Not agruing here...discussing. I'm curious how you run your dampers.
You say, "...you want the compression to be as soft as possible." While I will agree that is 'a' way to run the damping, it's not the only way. I guess I would add to your statement with, "..., but as stiff as necessary."
From a pure mathematical view of settling a mass/spring/damper system, it doesn't really care whether the mass is moving one way or the other. It's about how much energy is being dissipated. As we start to tie the car together end-to-end or side-to-side, now the compression/rebound difference gains importance.
Increasing compression damping is necessary any time you have a (generally big) compressive input where the chassis is moving relative to the road. You want to eliminate the damping on the bumps where the chassis is stay relatively level and the wheel is moving relative to the chassis.
You want enough front compression force to support the nose of the car without excessive head-bobbing while applying the brakes hard or in a combination of braking/steering (track dependent). If you have to slowly roll into the brake pedal to keep the nose from a big pitch motion, then you need to increase front (especially low-speed) compression forces. You'll reach a point of diminishing returns where increasing damping doesn't help you apply the brake at a faster rate. Somewhere on that 'brake application rate' vs. 'compression forces' curve, you'll find a minimum necessary compression setting. It'll be *at least* close to the 'diminishing returns' setting. Cars with significant front aero may run very high low-speed compression forces (>1000N @ 25mm/sec or 225# @ 1 in/sec). In many ways, that's why you spend the money on the dampers, so they do things like this. You can do whatever you want to the tuning of a street car damper, it will never be able to produce these types of forces. They stop damping and turn into oil-filled springs.

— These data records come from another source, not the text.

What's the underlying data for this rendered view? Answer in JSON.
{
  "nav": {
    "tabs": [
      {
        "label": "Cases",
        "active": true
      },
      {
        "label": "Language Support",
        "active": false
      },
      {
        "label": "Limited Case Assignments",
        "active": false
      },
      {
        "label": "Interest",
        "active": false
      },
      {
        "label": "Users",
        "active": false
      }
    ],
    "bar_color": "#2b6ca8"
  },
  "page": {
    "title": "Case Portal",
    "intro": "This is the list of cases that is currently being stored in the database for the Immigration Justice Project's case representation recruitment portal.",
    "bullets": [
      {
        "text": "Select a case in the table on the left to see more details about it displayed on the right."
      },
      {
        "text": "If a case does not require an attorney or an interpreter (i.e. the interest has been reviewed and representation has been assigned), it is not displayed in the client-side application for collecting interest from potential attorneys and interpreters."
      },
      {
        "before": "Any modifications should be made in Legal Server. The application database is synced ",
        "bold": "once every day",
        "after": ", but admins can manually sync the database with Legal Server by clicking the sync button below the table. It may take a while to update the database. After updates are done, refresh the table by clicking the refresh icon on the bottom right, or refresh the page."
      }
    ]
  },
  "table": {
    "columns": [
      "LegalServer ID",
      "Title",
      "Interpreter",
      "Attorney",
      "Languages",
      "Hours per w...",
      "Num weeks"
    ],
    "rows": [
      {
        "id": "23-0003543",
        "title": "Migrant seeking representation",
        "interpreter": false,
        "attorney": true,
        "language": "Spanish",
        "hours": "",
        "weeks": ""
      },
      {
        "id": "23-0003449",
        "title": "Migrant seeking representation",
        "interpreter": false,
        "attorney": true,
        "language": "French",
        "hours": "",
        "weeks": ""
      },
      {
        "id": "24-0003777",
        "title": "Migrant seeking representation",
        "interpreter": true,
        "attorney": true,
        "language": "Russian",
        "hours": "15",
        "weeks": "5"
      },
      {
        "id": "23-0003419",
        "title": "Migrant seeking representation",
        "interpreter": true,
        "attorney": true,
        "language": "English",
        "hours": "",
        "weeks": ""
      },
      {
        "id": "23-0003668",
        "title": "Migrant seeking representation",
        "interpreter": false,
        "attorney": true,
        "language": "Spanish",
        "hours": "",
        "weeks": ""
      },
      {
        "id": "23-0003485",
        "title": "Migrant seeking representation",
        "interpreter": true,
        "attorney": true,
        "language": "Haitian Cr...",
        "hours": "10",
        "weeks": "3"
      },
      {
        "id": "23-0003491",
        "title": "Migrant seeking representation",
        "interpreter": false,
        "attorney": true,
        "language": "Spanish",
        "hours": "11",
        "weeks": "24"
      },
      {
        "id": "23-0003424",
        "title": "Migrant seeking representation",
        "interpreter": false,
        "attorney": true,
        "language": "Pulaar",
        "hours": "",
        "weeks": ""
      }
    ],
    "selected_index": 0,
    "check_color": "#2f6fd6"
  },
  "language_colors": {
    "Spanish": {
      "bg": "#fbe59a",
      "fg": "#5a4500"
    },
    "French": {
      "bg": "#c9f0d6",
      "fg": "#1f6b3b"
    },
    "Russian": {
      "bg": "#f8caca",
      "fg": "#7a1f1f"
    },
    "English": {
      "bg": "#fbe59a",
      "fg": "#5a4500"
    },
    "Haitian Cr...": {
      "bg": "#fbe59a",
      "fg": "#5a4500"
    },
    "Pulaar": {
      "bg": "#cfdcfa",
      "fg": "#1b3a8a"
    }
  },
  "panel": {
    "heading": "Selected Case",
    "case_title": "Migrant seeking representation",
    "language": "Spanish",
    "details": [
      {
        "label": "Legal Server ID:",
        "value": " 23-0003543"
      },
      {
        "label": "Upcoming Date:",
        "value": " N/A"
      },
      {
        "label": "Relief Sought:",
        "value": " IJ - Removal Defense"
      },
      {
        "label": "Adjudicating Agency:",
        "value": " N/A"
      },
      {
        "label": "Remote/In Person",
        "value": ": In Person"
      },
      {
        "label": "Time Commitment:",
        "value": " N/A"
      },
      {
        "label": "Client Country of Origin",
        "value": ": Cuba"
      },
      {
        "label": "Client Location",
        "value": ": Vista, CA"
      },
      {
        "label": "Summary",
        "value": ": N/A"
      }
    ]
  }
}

The rear compression is dictated by the throttle-induced squat in the car. When you come out of traction corners and go to throttle, you want the chassis to take this input as a single motion with as little rebound as possible. If the rear end of the car doesn't have enough damping, it can lead to a 'pumping' sensation on corner exit that puts the rear into a load/unload situation that hurts traction. So, there has to be enough compression damping in the rear to absorb the chassis motion due to throttle inputs in lower gears without a big overshoots.
It's common for both ends of the car to have some sort of steep, initial segment on the compression force curve to accomdate these driver input loads. At something like 50-100 mm/sec (2-4 in/sec) the compression force curve slope will have a reduction of slope (to make a digressive curve) and then the forces will continue linearly on for the remainder of the working shaft velocity range. It's very common for the front to have significantly more low-speed compression damping than the rear, not because of the weight, but because of the impulse pitch load due to braking combined with aerodynamic (as well as mechanical) front ride height sensitivity.